The earliest Lutheran services also labored to avoid needless offense. Luther admonished zealots who thought true reform is measured by how quickly everything ancient can be discarded. Where customs were indifferent and could serve the weak, he counseled patience. Where customs contradicted Scripture or obscured the Gospel, he demanded change. Images were not to be smashed by mobs; they were to be removed by pastors and magistrates with teaching lest the act produce scandal. Fast days enforced as laws for the conscience were dropped, yet Christians were encouraged to exercise voluntary discipline in prayer and almsgiving. In all things the principle was pastoral: bind only where Christ binds; free where Christ frees; build up the body with the Word.

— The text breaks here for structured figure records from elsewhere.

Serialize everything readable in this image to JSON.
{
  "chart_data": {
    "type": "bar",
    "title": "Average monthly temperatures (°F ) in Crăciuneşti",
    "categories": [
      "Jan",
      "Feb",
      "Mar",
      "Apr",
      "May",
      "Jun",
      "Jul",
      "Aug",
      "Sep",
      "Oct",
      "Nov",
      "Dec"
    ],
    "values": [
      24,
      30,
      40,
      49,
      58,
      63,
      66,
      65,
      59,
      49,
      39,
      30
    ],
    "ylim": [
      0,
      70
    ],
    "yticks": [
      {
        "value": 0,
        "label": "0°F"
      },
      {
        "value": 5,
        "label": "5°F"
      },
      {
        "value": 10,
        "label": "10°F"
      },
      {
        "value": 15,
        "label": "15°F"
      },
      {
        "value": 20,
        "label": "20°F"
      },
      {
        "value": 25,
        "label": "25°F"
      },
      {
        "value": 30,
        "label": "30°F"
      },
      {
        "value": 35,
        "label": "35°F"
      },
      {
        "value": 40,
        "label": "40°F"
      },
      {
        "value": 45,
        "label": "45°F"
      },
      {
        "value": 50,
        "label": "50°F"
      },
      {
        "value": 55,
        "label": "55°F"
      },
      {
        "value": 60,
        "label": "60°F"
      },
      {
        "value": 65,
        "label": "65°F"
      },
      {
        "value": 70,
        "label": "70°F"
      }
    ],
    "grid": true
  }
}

The organization of parishes followed the same logic. Congregations called qualified men to the pastoral office, men of proven character and ability to teach. Elders and deacons assisted in oversight and care for the needy, drawn from the mature members of the church. Civic councils and consistories, differing by city and territory, helped regularize discipline and schooling. Schools arose near churches so that children could learn to read Scripture, confess the faith, and live obediently. The calendar of feasts was pruned to give prominence to the Lord’s Day and the principal acts of redemption announced in the Gospels. The aim was not to create a sacred show but to form holy habits of hearing and doing God’s Word.
At points Luther’s liturgical conservatism retained forms that later evangelical practice, searching the Scriptures further, would pare away. Yet his decisive shift—Word before ceremony, sermon before spectacle, Scripture in the tongue of the people, Christ’s work proclaimed—re-centered worship on the Bible’s own priorities. The first Lutheran services became teaching services; and because they taught, they reformed hearts and homes. Jehovah’s Word, heard by fathers, mothers, and children gathered under a plain pulpit rather than a Latin canopy, accomplished what no decree could do: it created a congregation nourished by the Gospel and ready to obey Christ in daily life.
The emergence of this new church order did not rely on novelty or private inspiration. It relied on Scripture opened and applied, on pastors willing to teach patiently, and on households ready to be led by the Word. The congregation gathered to hear, to pray, to sing, and to obey. Pastors were servants of the Word, not princes of ceremony. Magistrates guarded peace so that the Gospel could run. Marriage and family became the seedbeds of discipleship. And the theology that had been forged in disputation found its proper home in the weekly assembly where Christ’s voice is heard in the Bible and where believers respond in faith and obedience. Thus the church, re-formed by Scripture, took shape before the eyes of Europe.